Imagem ilustrativa da imagem Contracultura das Pancs



Ribeiro complementa que, mais rústicas, as não convencionais são mais saborosas do que as os principais vegetais consumidos equivalentes. "Muita gente tem hipertensão, por exemplo, e consome muito sal, que é um realçador de sabor. Se fossem estimuladas a experimentar uma azedinha, por exemplo, não precisariam nem temperar a salada."

Questões como a estética menos apetitosa e a menor viabilidade comercial da cadeia também aparecem como limitadores. "As Pancs aparecem sozinhas ou são multiplicadas por mudas, que são mais difíceis do que vender sementes. E, como são rústicas, não movimentam a venda de agrotóxicos e de insumos", diz o engenheiro agrônomo do Programa de Desenvolvimento Rural Sustentável da Itaipu Binacional, Ronaldo Pavlak.



'É GOSTOSO, SAUDÁVEL E NÃO VENDE'
A agricultura sintrópica, que recupera a terra de forma natural e sem insumos externos, é o ambiente propício para o desenvolvimento das Pancs, diz o produtor Eduardo Carriça dos Santos, que trabalha com a técnica ao lado da mulher, Gabriela Oliveira Scolari, na propriedade Terra Planta Sistemas Agroflorestais. Por isso, o casal cultiva, consome e até fornece variedades para alguns poucos interessados. "Sabemos do valor nutricional e do sabor que as Pancs têm, mas o desconhecimento limita a venda. Levamos para a feira e ninguém compra, acha que é mato", afirma Santos.

O casal levou algumas variedades para feiras livres, como as promovidas nas noites de quarta-feira pelo Catuaí Shopping e aos sábados pela Vectra Construtora, sem muito sucesso. O peixinho, folha que é muito consumida empanada e frita por veganos por lembrar o gosto do lambari, é uma das poucas exceções. Porém, o interesse é esporádico e ocorre mais logo após aparecer em programas culinários na TV, como Masterchef, da Bandeirantes, ou Bela Cozinha, do canal GNT. "Mas é na primeira, na segunda semana. Depois, cai o interesse", cita Santos.
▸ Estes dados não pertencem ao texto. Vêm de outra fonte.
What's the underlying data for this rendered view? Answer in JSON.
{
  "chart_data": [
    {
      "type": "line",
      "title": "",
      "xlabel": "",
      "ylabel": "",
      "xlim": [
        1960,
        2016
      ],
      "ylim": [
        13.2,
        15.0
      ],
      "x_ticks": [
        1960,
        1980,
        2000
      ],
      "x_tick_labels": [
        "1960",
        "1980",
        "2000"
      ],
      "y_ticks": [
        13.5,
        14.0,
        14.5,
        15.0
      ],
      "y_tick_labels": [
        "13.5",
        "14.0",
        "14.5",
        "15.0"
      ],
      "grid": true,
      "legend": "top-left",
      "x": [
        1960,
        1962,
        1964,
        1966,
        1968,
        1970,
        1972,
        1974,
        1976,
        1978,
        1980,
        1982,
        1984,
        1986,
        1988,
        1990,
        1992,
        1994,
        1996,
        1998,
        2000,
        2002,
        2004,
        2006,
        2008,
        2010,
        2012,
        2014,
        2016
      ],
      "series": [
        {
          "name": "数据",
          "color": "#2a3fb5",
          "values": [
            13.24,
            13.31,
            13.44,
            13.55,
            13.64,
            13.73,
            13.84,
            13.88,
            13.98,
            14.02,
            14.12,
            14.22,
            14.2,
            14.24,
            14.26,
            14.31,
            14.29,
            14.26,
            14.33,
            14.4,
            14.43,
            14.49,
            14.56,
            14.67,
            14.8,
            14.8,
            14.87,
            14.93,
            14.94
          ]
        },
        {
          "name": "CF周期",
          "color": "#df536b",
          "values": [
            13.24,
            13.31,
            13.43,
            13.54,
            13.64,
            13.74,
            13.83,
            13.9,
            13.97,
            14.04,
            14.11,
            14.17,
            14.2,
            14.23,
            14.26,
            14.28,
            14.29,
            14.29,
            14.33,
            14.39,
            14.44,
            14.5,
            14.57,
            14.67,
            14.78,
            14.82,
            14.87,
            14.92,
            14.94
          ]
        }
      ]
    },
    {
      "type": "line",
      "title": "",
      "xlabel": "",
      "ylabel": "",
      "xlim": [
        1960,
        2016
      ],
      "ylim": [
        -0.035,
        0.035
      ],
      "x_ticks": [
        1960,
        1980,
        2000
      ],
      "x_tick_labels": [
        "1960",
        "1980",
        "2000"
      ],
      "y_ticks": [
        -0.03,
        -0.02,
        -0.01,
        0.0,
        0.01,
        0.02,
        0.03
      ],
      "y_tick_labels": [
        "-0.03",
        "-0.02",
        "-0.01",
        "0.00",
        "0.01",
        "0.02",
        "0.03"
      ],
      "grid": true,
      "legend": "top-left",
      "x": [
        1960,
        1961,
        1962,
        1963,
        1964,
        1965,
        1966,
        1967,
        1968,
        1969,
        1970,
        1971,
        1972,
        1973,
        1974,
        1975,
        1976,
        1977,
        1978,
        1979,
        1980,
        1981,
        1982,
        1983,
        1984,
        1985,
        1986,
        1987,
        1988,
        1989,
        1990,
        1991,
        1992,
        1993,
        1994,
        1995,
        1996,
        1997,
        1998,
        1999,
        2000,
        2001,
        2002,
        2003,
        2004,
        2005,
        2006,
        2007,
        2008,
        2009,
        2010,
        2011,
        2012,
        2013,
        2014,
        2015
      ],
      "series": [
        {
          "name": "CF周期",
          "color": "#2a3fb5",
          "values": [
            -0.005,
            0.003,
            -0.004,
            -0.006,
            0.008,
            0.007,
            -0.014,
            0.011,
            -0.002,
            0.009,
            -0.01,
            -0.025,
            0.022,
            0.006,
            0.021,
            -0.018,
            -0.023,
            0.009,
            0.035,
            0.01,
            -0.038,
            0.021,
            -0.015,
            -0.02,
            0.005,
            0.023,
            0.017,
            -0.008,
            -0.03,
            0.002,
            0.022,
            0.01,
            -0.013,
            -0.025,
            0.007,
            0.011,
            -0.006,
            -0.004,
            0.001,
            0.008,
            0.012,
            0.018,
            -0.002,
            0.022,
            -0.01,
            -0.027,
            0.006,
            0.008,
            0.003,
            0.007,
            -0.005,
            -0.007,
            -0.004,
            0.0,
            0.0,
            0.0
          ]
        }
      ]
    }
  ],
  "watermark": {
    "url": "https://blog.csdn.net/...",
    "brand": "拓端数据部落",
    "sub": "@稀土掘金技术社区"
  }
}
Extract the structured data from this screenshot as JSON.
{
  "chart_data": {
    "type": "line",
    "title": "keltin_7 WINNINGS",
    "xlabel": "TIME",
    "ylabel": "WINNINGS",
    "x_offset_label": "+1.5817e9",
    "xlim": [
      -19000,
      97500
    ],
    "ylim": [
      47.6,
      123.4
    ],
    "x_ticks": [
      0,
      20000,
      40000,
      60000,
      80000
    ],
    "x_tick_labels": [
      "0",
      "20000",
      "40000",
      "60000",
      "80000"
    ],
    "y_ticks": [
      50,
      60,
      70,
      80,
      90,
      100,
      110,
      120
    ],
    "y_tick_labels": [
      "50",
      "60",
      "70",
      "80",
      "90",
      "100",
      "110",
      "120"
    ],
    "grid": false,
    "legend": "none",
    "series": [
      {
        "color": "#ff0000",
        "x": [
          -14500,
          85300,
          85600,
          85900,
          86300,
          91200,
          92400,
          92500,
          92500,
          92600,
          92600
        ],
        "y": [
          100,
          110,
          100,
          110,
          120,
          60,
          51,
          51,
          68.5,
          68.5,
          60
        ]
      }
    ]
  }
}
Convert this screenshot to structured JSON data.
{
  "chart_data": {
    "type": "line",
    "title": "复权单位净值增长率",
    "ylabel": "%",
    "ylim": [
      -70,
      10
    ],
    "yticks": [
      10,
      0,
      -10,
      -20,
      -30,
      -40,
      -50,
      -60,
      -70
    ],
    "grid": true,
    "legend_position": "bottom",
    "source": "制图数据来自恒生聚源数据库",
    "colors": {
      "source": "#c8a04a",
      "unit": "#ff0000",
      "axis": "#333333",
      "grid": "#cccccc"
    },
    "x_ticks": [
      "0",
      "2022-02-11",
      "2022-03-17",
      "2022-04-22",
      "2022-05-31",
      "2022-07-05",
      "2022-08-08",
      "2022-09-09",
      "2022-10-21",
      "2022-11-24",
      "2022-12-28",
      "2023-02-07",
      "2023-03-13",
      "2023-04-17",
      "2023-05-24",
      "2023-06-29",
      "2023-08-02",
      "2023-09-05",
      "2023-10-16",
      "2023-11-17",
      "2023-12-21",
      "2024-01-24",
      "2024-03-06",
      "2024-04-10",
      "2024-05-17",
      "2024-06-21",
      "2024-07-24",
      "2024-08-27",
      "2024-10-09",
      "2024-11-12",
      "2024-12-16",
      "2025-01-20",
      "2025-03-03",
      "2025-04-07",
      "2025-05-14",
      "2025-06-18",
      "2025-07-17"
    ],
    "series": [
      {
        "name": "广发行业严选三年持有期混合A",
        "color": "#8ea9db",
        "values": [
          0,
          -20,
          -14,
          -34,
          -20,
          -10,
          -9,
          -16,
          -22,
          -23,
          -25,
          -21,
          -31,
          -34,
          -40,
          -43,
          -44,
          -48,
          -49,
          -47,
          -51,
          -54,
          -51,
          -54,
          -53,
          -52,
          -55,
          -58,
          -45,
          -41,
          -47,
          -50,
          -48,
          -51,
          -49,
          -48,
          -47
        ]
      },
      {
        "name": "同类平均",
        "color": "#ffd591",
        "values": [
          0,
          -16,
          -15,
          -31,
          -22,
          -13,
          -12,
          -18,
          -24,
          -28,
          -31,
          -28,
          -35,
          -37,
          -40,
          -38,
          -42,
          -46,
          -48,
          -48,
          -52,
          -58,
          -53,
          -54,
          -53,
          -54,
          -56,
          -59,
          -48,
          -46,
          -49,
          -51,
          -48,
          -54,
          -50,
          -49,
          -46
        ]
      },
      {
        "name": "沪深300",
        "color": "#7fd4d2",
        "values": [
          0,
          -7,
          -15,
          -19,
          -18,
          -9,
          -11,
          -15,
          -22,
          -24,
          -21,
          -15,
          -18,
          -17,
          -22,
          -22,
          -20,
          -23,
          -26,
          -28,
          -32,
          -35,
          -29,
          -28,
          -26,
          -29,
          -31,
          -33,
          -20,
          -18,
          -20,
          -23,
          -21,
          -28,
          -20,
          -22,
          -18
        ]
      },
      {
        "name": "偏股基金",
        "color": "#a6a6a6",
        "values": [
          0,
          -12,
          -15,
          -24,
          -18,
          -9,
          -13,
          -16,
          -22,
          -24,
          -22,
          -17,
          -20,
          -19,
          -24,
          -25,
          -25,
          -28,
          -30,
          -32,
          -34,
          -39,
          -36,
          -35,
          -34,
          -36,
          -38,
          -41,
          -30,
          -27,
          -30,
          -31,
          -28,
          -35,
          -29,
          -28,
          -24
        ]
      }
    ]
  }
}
Imagem ilustrativa da imagem Contracultura das Pancs



O cultivo de hortifrútis mais comuns e lucrativas, como o alface e o brócoli, é o que garante a receita da Terra Planta. Mesmo assim, o casal continua a produzir e promover plantas do tipo, em busca de projetos mais amplos. "Quero fornecer ervas medicinais e aromáticas para fabricantes de medicamentos e de cosméticos naturais, além de promover visitas de crianças e de escolas à propriedade, dar cursos, mostrar receitas e explicar a importância das Pancs", afirma o agricultor.

SEM PRAGAS
Santos conta que muitas plantas do tipo aparecem em canteiros e jardins pela cidade, mas as pessoas não as conhecem. "A agrofloresta é um ambiente propício para as Pancs, tanto que, depois que você limpa um terreno, as primeiras que aparecem, sozinhas, são as Pancs", diz.

Imagem ilustrativa da imagem Contracultura das Pancs



Por meio da agricultura sintrópica, ele destaca ainda a baixa incidência de pragas e a proliferação de abelhas na propriedade, inseto que é o principal responsável pela polinização de plantas e cujo número tem caído pela urbanização e produção mecanizada. "Se um bicho aparece e come uma folha, logo surge um outro que é predador dele. O sistema se ajusta", explica.